March 23, 2006

Web 2.0: At the tipping point

The idea that the Web is transitioning to a new era is grounded in real examples

Google, too, keeps an acquisitive eye on promising startups. It shook up the blogging world in 2003 by purchasing Pyra Labs, a small venture that developed the popular Blogger service, and later picked up photo software developer Picasa to jump-start its photo-sharing services. In May, Google acquired Dodgeball, a mobile social networking venture that lets cell-phone-toting users locate nearby Dodgeball-registered friends.

Dodgeball's founder, tech developer and analyst Dennis Crowley, began toying more than five years ago with ideas about connecting cell-phone users through social networking software. When he and his partner Alex Rainert officially launched Dodgeball in mid-2004, the service quickly built a base of thousands of users in 22 U.S. cities. But had Dodgeball gone live a few years earlier, Crowley doesn't think it would have been as successful.

"Early on, it was so hard to get people to try things. No one was using their mobile Web browser; you couldn't text-message between carriers. A lot of those things are starting to resolve now," he says. "I joke that one of the points where we knew Dodgeball was going to work was when my mom started sending me camera-phone messages, because it was easier than calling me. If my mom has this stuff figured out, then you know it’s ready for prime time."

Google helped warm up the crowd. Its two-year-old Web mail service, Gmail, blew away the competition in bringing desktop-like functionality to an online application. (The heaps of free storage Gmail offers has also helped it build a huge, fervent customer base. Google doesn’t disclose its Gmail user count, but analysts estimate it's in the millions.)

Gmail user Matthew Amster-Burton had muted expectations for online applications. He'd been frustrated before by other Web mail services, but Gmail quickly hooked him -- and from there, his Web reliance snowballed.

"After realizing how much I liked Gmail, I became open to the idea of using Web applications instead of desktop apps or post-it notes," Amster-Burton says. A food writer based in Seattle, Washington, he's adopted what he jokingly calls a "Web lifestyle."

While ubiquitous Web connectivity and powerful applications can ease users' lives in previously unimagined ways, breakthroughs require lots of experimenting -- and failure. The new technologies also carry new risks. Security is an endless concern, but so are plain old outages. The more a user entrusts essential data to Web applications, the more at-risk the user is when those applications fail.

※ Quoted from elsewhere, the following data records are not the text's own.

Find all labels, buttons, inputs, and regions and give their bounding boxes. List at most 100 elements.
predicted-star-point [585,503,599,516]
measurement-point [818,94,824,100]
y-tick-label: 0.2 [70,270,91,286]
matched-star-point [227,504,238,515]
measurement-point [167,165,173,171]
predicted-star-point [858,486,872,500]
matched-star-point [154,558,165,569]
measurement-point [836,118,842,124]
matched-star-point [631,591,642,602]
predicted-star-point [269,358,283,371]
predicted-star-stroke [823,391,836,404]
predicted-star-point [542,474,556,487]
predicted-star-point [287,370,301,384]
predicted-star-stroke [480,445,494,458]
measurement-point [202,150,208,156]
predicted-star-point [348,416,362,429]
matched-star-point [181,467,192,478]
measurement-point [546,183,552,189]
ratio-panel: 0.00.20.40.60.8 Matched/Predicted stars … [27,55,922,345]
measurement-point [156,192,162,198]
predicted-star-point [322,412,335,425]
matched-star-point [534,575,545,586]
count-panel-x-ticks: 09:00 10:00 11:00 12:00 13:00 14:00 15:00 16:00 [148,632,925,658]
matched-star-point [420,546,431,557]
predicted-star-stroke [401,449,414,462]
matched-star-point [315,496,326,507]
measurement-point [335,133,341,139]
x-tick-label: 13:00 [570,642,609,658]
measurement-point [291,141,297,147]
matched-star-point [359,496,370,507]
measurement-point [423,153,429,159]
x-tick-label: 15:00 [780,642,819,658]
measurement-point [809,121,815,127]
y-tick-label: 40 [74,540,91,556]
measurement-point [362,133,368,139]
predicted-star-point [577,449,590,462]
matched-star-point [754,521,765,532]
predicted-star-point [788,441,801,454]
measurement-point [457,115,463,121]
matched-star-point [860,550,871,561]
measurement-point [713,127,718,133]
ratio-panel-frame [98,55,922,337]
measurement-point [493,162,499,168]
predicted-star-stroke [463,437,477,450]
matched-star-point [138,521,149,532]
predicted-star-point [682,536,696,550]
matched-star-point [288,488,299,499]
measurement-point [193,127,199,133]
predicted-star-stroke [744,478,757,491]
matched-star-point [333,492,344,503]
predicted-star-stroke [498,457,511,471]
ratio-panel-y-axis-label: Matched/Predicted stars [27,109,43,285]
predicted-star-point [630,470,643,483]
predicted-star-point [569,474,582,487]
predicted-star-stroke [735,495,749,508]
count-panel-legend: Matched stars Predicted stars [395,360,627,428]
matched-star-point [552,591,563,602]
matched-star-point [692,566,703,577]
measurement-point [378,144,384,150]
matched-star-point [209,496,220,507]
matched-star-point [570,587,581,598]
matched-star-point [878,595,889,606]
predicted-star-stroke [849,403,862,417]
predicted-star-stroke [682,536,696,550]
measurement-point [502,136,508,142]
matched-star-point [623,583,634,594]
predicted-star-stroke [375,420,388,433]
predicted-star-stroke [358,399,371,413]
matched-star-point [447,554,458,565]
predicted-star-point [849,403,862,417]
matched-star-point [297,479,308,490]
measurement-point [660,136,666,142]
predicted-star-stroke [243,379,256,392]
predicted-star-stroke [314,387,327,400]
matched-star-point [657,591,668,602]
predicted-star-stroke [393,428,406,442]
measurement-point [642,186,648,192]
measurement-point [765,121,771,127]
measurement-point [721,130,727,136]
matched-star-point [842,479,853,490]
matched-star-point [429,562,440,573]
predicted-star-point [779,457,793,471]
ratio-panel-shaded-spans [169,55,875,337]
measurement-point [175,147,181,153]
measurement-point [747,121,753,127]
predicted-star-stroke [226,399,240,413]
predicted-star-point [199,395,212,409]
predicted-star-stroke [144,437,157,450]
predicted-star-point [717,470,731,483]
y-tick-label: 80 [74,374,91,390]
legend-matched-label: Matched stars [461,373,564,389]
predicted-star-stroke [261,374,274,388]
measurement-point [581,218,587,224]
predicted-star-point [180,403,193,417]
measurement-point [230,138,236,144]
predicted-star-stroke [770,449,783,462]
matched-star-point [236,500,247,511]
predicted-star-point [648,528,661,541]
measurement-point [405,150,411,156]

As if to underline that point, a group of Web 2.0 poster children suffered a quick succession of crashes during a one week-long stretch in mid-December. Blog hosting service TypePad went down for an extended stretch after a failed storage upgrade, while del.icio.us users endured days without their online bookmarks after a data-center power loss wreaked havoc with the site. Hosted sales software provider Salesforce.com Inc., a well-known evangelist for "on-demand" enterprise software systems, crashed for a day because of database glitches, enraging customers who were rushing to close sales deals before the end of the year. Problems persisted into the new year.